L’inglese afroamericano vernacolare ha avuto un profondo impatto culturale sulla società americana, influenzando la letteratura e la musica. Nella letteratura, autori afroamericani come Zora Neale Hurston, Toni Morrison e Langston Hughes, attraverso i loro scritti, hanno catturato l’autenticità della vita degli afroamericani con l’utilizzo dell’inglese afroamericano vernacolare. La loro scelta stilistica, offrendo una prospettiva sulla complessa esperienza e identità afroamericana, ha dato la possibilità a storie che, altrimenti, sarebbero rimaste inascoltate, di essere conosciute da un grande pubblico dimostrando che l’AAVE non si riduce a essere un mezzo di comunicazione, ma anche uno strumento di resistenza e affermazione della propria identità.

Nell’ambito musicale, le influenze dell’inglese afroamericano vernacolare sono altrettanto numerose e significative. Generi come il blues, il jazz, l’hip hop e il rap traggono le loro radici profonde da questo dialetto, utilizzandolo per raccontare storie di lotta e resilienza. In contesti di marginalizzazione e oppressione, l’AAVE ha dato la possibilità di esprimere identità collettive e individuali, permettendo agli artisti afroamericani di trasmettere messaggi che hanno contribuito all’empowerment delle proprie origini e della propria cultura.
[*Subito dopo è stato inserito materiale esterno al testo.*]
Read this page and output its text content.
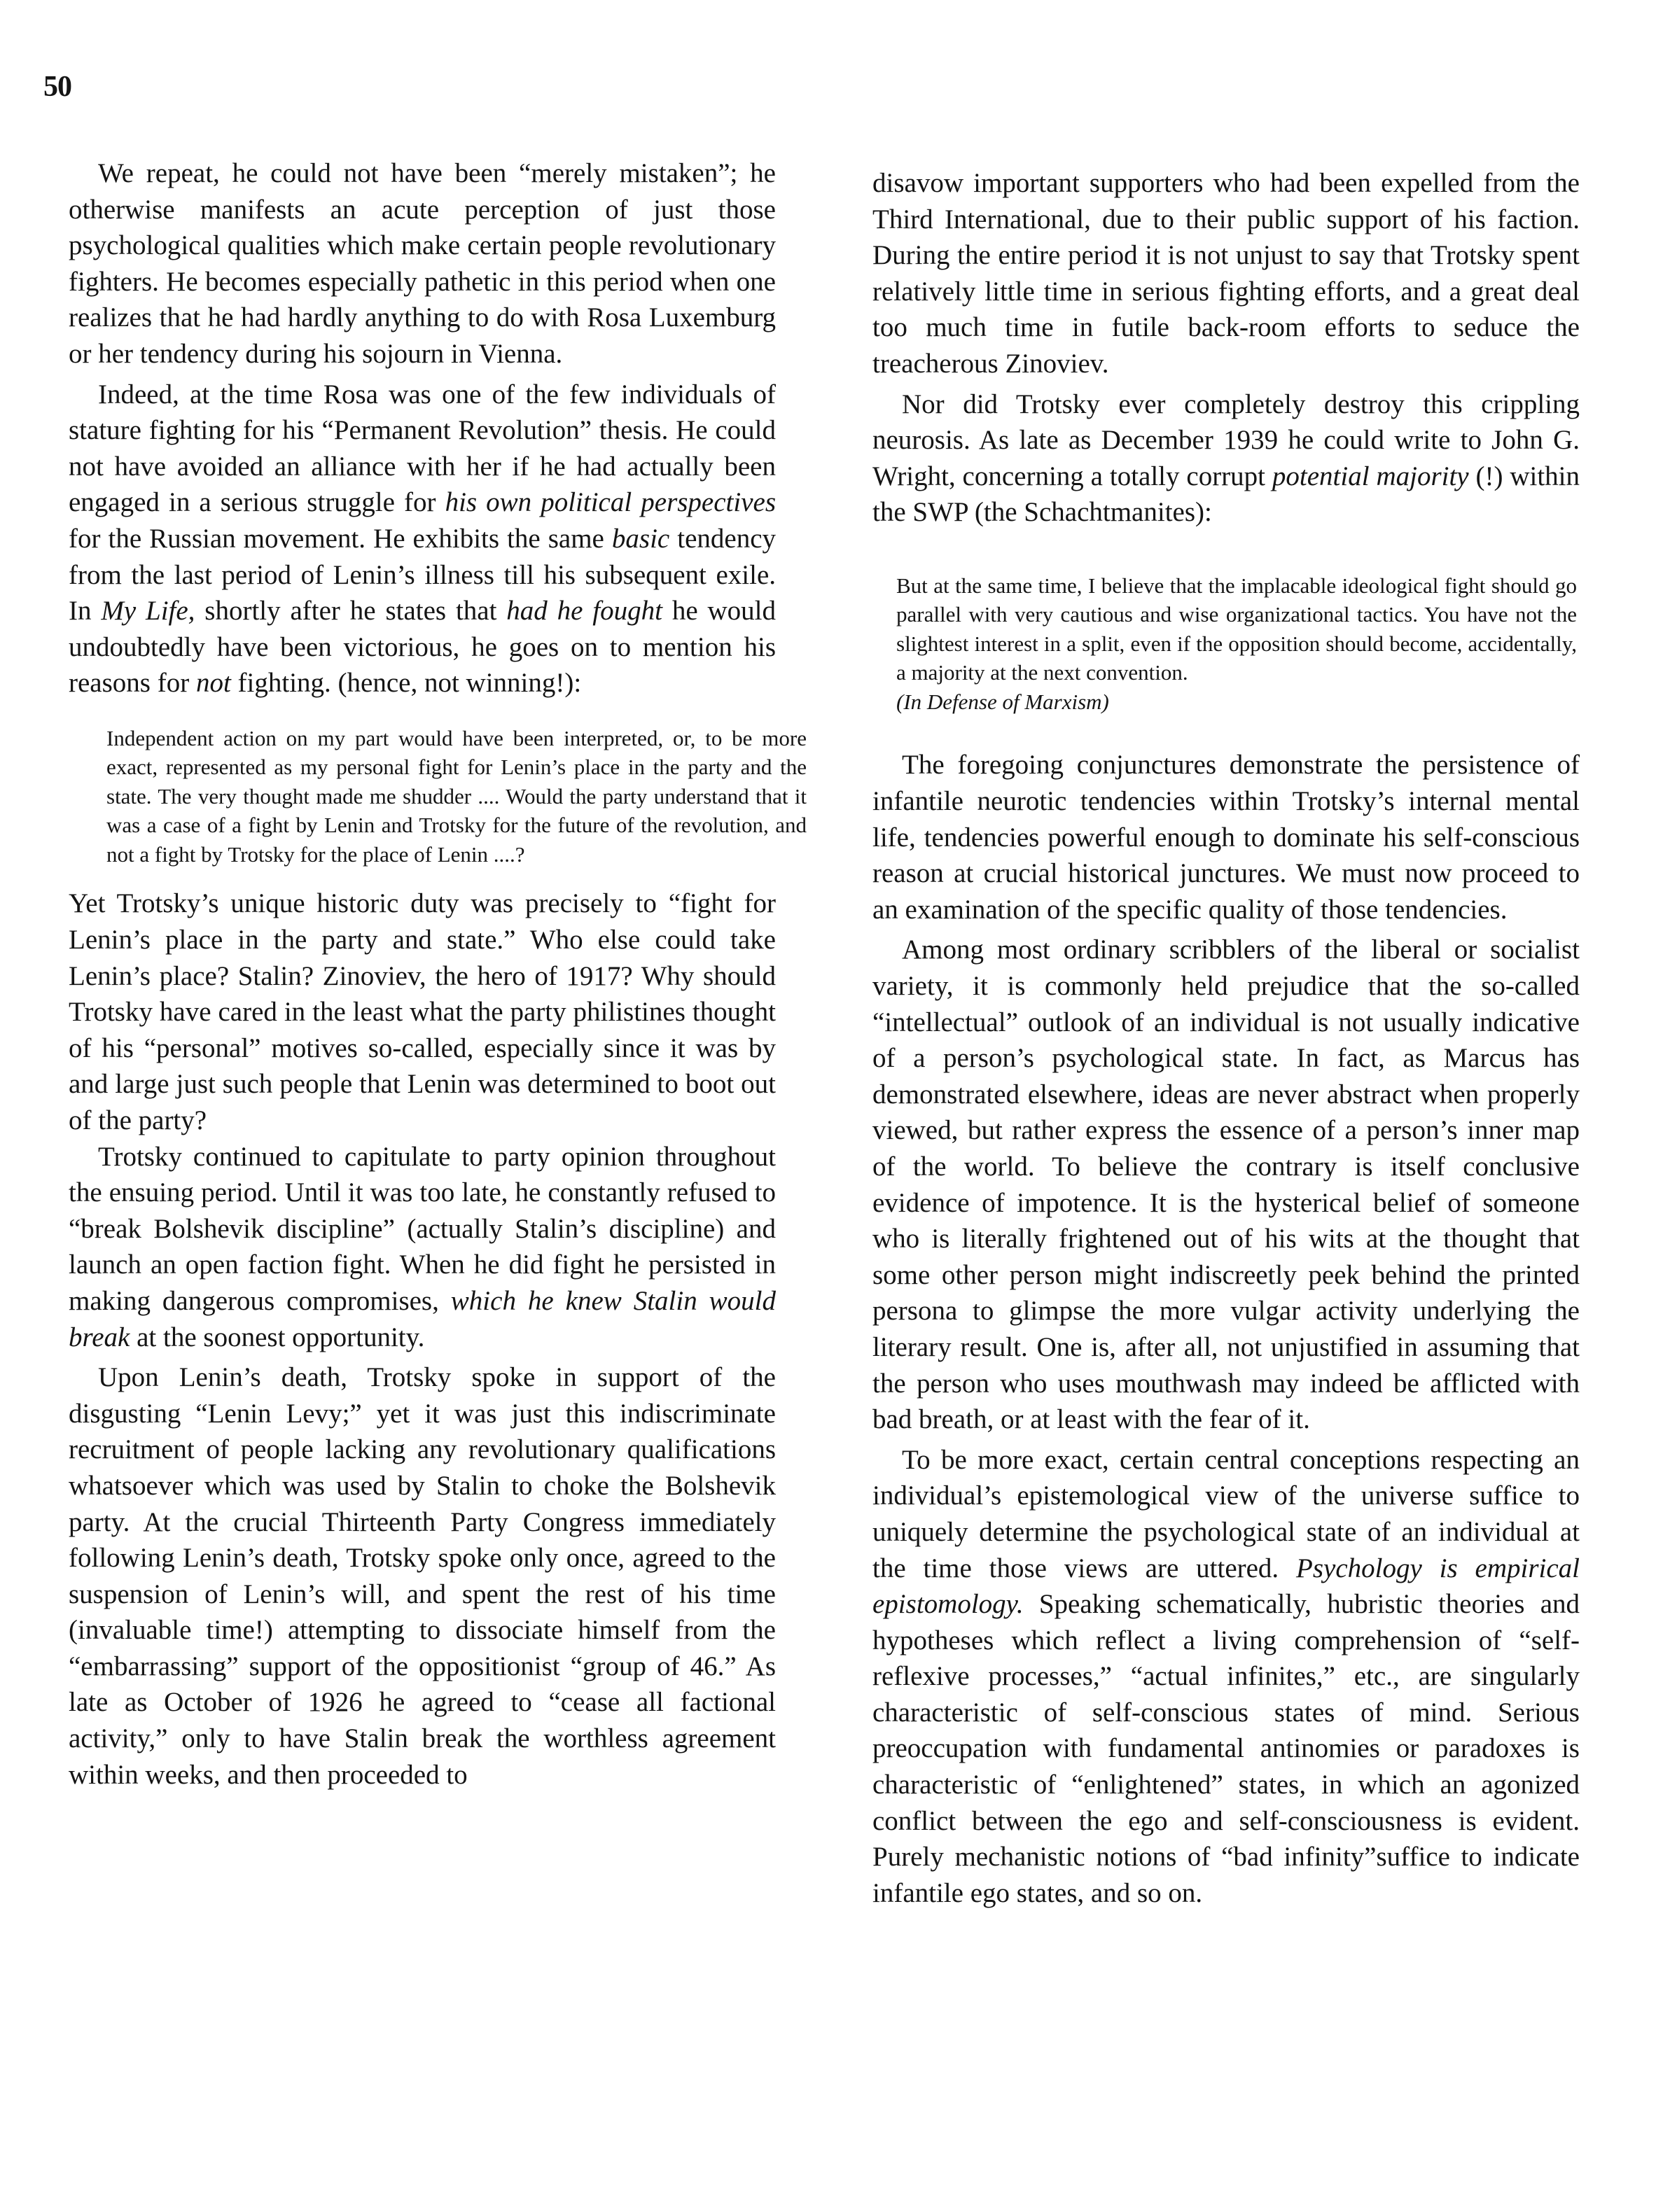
50

We repeat, he could not have been “merely mistaken”; he otherwise manifests an acute perception of just those psychological qualities which make certain people revolutionary fighters. He becomes especially pathetic in this period when one realizes that he had hardly anything to do with Rosa Luxemburg or her tendency during his sojourn in Vienna.

Indeed, at the time Rosa was one of the few individuals of stature fighting for his “Permanent Revolution” thesis. He could not have avoided an alliance with her if he had actually been engaged in a serious struggle for his own political perspectives for the Russian movement. He exhibits the same basic tendency from the last period of Lenin’s illness till his subsequent exile. In My Life, shortly after he states that had he fought he would undoubtedly have been victorious, he goes on to mention his reasons for not fighting. (hence, not winning!):

Independent action on my part would have been interpreted, or, to be more exact, represented as my personal fight for Lenin’s place in the party and the state. The very thought made me shudder .... Would the party understand that it was a case of a fight by Lenin and Trotsky for the future of the revolution, and not a fight by Trotsky for the place of Lenin ....?

Yet Trotsky’s unique historic duty was precisely to “fight for Lenin’s place in the party and state.” Who else could take Lenin’s place? Stalin? Zinoviev, the hero of 1917? Why should Trotsky have cared in the least what the party philistines thought of his “personal” motives so-called, especially since it was by and large just such people that Lenin was determined to boot out of the party?

Trotsky continued to capitulate to party opinion throughout the ensuing period. Until it was too late, he constantly refused to “break Bolshevik discipline” (actually Stalin’s discipline) and launch an open faction fight. When he did fight he persisted in making dangerous compromises, which he knew Stalin would break at the soonest opportunity.

Upon Lenin’s death, Trotsky spoke in support of the disgusting “Lenin Levy;” yet it was just this indiscriminate recruitment of people lacking any revolutionary qualifications whatsoever which was used by Stalin to choke the Bolshevik party. At the crucial Thirteenth Party Congress immediately following Lenin’s death, Trotsky spoke only once, agreed to the suspension of Lenin’s will, and spent the rest of his time (invaluable time!) attempting to dissociate himself from the “embarrassing” support of the oppositionist “group of 46.” As late as October of 1926 he agreed to “cease all factional activity,” only to have Stalin break the worthless agreement within weeks, and then proceeded to

disavow important supporters who had been expelled from the Third International, due to their public support of his faction. During the entire period it is not unjust to say that Trotsky spent relatively little time in serious fighting efforts, and a great deal too much time in futile back-room efforts to seduce the treacherous Zinoviev.

Nor did Trotsky ever completely destroy this crippling neurosis. As late as December 1939 he could write to John G. Wright, concerning a totally corrupt potential majority (!) within the SWP (the Schachtmanites):

But at the same time, I believe that the implacable ideological fight should go parallel with very cautious and wise organizational tactics. You have not the slightest interest in a split, even if the opposition should become, accidentally, a majority at the next convention.
(In Defense of Marxism)

The foregoing conjunctures demonstrate the persistence of infantile neurotic tendencies within Trotsky’s internal mental life, tendencies powerful enough to dominate his self-conscious reason at crucial historical junctures. We must now proceed to an examination of the specific quality of those tendencies.

Among most ordinary scribblers of the liberal or socialist variety, it is commonly held prejudice that the so-called “intellectual” outlook of an individual is not usually indicative of a person’s psychological state. In fact, as Marcus has demonstrated elsewhere, ideas are never abstract when properly viewed, but rather express the essence of a person’s inner map of the world. To believe the contrary is itself conclusive evidence of impotence. It is the hysterical belief of someone who is literally frightened out of his wits at the thought that some other person might indiscreetly peek behind the printed persona to glimpse the more vulgar activity underlying the literary result. One is, after all, not unjustified in assuming that the person who uses mouthwash may indeed be afflicted with bad breath, or at least with the fear of it.

To be more exact, certain central conceptions respecting an individual’s epistemological view of the universe suffice to uniquely determine the psychological state of an individual at the time those views are uttered. Psychology is empirical epistomology. Speaking schematically, hubristic theories and hypotheses which reflect a living comprehension of “self-reflexive processes,” “actual infinites,” etc., are singularly characteristic of self-conscious states of mind. Serious preoccupation with fundamental antinomies or paradoxes is characteristic of “enlightened” states, in which an agonized conflict between the ego and self-consciousness is evident. Purely mechanistic notions of “bad infinity”suffice to indicate infantile ego states, and so on.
Per mettere in evidenza l’importanza dell’inglese afroamericano vernacolare, leggiamo le parole di Zora Neale Hurston che, in Their Eyes Were Watching God, utilizza l’AAVE per descrivere l’esperienza afroamericana. Hurston scrive: “Ah didn’t want to be used for a work-ox and a brood-sow and Ah didn’t want mah daughter used dat way neither.” (“Non volevo essere usata come un bue da lavoro e una scrofa da riproduzione e non volevo che anche mia figlia fosse usata in quel modo.”). Questa frase dimostra come l’utilizzo dell’AAVE non si limiti semplicemente a una questione di stile di scrittura, ma è uno strumento che mostra la complessità della realtà afroamericana in un modo che l’inglese “standard” non riuscirebbe mai a fare.